The Promise of AI
AI in Cybersecurity: When the Shield Becomes a Sword
You can’t open a browser tab these days without someone banging on about how AI is going to either save humanity or turn us all into paperclips. It is everywhere. And in our corner of the universe—cybersecurity—it has created this properly fascinating, if slightly terrifying, dynamic that is fundamentally changing how we think about defence.

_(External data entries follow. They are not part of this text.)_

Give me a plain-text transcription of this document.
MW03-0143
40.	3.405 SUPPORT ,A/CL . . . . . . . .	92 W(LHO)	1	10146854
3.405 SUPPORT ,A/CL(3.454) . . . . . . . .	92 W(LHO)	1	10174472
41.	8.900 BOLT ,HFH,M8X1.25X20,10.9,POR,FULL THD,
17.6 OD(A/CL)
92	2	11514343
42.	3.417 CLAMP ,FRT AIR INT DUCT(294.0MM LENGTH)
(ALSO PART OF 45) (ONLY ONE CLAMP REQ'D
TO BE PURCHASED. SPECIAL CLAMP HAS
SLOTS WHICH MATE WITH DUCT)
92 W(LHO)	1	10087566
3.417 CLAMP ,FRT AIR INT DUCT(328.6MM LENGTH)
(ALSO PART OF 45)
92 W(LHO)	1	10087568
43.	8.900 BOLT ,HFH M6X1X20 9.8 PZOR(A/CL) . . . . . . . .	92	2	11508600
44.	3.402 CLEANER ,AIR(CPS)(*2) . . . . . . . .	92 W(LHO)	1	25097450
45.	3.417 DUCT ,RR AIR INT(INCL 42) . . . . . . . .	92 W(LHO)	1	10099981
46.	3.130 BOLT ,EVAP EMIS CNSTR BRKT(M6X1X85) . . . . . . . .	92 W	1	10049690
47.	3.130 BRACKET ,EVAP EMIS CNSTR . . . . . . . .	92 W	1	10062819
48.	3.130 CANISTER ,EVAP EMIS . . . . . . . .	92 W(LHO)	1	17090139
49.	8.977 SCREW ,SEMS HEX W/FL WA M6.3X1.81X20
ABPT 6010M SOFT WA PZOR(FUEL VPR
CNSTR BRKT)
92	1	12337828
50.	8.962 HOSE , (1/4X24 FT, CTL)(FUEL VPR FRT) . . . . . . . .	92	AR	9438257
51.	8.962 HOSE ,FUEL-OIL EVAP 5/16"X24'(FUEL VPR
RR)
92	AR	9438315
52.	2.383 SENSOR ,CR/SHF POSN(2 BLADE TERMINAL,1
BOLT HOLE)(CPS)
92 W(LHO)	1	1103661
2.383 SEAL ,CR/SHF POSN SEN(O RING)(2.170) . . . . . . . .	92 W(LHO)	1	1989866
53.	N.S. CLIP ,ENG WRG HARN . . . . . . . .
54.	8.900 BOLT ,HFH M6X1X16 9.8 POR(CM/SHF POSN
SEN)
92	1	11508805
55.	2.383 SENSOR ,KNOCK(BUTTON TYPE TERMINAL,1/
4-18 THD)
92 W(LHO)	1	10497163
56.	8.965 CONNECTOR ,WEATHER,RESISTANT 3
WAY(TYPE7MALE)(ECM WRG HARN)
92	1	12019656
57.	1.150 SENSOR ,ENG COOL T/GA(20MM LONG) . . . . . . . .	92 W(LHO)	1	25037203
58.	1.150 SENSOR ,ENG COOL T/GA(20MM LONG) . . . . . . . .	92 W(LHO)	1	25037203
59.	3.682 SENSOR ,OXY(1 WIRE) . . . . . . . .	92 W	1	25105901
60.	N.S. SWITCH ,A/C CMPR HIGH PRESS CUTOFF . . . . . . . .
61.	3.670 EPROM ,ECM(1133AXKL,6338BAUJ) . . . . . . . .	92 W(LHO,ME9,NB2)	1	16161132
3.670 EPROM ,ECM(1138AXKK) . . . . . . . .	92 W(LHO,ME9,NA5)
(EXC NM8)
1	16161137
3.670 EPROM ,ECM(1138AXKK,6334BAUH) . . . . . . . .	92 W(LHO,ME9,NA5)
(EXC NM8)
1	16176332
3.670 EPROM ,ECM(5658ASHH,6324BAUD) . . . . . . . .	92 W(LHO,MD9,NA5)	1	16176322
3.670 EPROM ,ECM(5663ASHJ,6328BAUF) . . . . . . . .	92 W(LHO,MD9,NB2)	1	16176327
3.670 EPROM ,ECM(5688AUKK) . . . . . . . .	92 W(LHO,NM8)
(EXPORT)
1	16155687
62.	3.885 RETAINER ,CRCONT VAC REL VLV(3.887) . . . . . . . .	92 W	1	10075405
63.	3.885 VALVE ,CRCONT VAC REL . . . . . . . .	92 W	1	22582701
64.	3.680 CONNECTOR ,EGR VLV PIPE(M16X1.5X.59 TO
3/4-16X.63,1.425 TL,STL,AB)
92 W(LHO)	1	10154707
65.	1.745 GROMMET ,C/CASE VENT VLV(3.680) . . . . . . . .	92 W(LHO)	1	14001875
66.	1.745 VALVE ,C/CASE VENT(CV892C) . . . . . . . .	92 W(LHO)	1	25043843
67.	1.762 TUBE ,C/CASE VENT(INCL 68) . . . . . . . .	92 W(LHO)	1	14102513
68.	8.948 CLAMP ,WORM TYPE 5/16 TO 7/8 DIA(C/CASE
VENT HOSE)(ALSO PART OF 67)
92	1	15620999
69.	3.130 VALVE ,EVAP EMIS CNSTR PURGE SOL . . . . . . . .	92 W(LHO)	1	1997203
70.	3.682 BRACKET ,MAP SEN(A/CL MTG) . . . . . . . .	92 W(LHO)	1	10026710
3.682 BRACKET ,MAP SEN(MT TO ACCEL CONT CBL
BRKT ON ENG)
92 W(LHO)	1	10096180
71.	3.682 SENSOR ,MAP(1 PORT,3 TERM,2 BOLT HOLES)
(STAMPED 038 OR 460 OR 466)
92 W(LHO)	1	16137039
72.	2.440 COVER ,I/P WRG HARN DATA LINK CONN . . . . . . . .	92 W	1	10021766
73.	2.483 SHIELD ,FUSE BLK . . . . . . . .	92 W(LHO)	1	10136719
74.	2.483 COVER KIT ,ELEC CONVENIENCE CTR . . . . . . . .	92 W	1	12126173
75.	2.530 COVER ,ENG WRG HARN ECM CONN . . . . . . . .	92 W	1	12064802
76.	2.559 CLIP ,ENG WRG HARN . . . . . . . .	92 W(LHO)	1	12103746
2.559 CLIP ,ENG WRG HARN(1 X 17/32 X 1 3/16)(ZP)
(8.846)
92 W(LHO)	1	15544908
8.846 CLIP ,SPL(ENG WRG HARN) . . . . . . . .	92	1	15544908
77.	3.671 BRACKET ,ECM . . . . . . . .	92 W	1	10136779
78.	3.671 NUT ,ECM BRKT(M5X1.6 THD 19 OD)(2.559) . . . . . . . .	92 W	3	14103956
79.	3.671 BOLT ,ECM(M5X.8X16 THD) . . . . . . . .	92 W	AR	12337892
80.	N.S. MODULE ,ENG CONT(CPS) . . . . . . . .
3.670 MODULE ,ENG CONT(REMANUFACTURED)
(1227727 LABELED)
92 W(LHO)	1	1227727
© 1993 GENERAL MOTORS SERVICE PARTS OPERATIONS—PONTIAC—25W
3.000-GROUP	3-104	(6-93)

As an architect, I look at AI and Machine Learning and I see enormous potential. But I’d be lying if I said I didn’t also see a massive headache brewing. Because here is the uncomfortable truth we don’t talk about enough: the exact same technology that promises to help us predict threats before they materialise is simultaneously giving attackers a significantly bigger stick to beat us with. We are essentially engaged in an arms race where both sides are wielding the same weapons. The question isn’t whether AI will transform cybersecurity—it already has—but whether we can stay ahead of the curve.
The Arms Race Nobody Asked For
I know calling it a “double-edged sword” is a bit of a cliche, but it fits. On one side, we’ve got this promise of unprecedented efficiency. Algorithms now churn through raw log data—mountains of it—spotting patterns and anomalies that even the most caffeinated human analyst would miss in a thousand years. That’s not science fiction anymore; that’s Tuesday afternoon in a modern SOC.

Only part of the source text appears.